Abandono de idosos em questão na contemporaneidade
Enviada em 04/10/2021
Na série “Grey’s Anatomy”, a personagem Ellis Grey é deixada aos cuidados de um asilo por sua única filha. O ambiente piora o quadro de alzheimer da cirurgiã e aumenta os níveis de estresse dela. Do meio artístico para a realidade, no cenário presente, nota-se o abandono de idosos como questão no Brasil. A partir de uma análise da problemática, percebe-se que ela está vinculada à estrutura familiar e à mentalidade social, fazendo-se necessário um debate acerca do assunto.

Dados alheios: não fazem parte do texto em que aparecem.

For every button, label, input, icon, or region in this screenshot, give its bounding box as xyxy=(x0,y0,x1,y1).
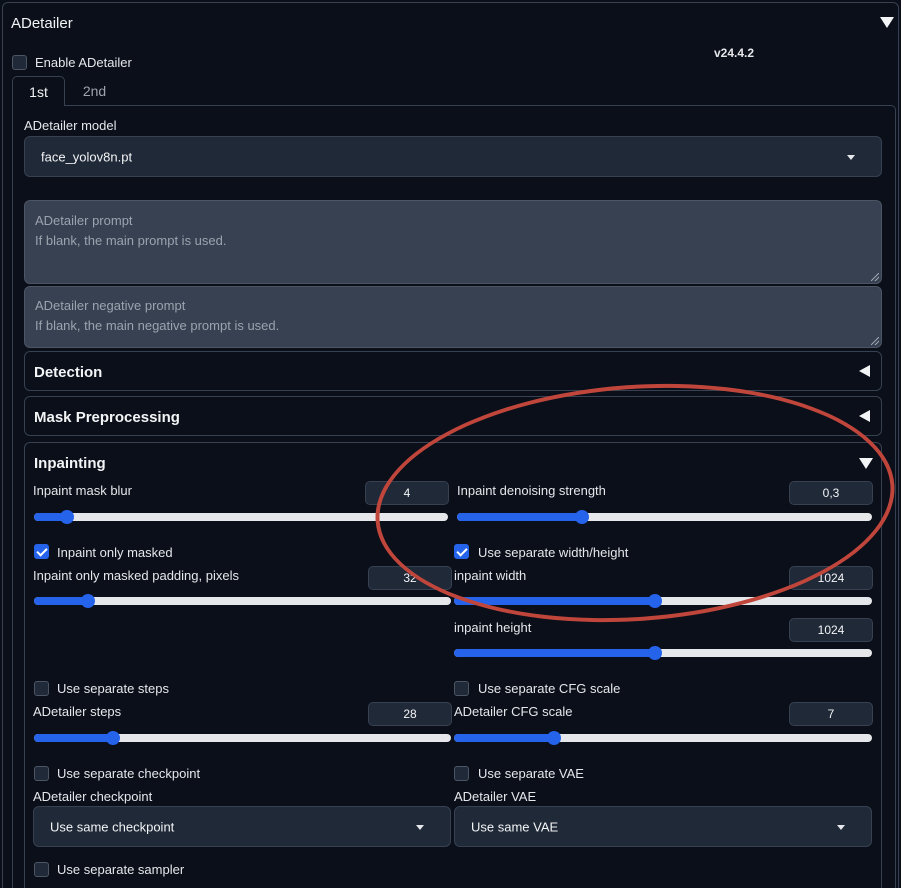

Nessa perspectiva, em primeiro plano, é lícito destacar o papel da família como fator crucial no que tange à situação contemporânea dos idosos. Sob esse viés, segundo o filósofo Zygmunt Bauman, as relações hodiernas estão pautadas no individualismo, ainda que haja vínculo familiar entre os indivíduos. Dessa forma, é indubitável que o abandono de idosos evidencia essa realidade, visto que os familiares dos mais velhos evitam cuidar deles em razão do próprio benefício e da própria conveniência. Assim, a população mais velha fica vulnerável aos efeitos do abandono, como moradias lotadas e desafios econômicos gerados por esse afastamento da família. À vista disso, é essencial superar esses paradigmas, para reestabelecer o bem-estar dos idosos no país.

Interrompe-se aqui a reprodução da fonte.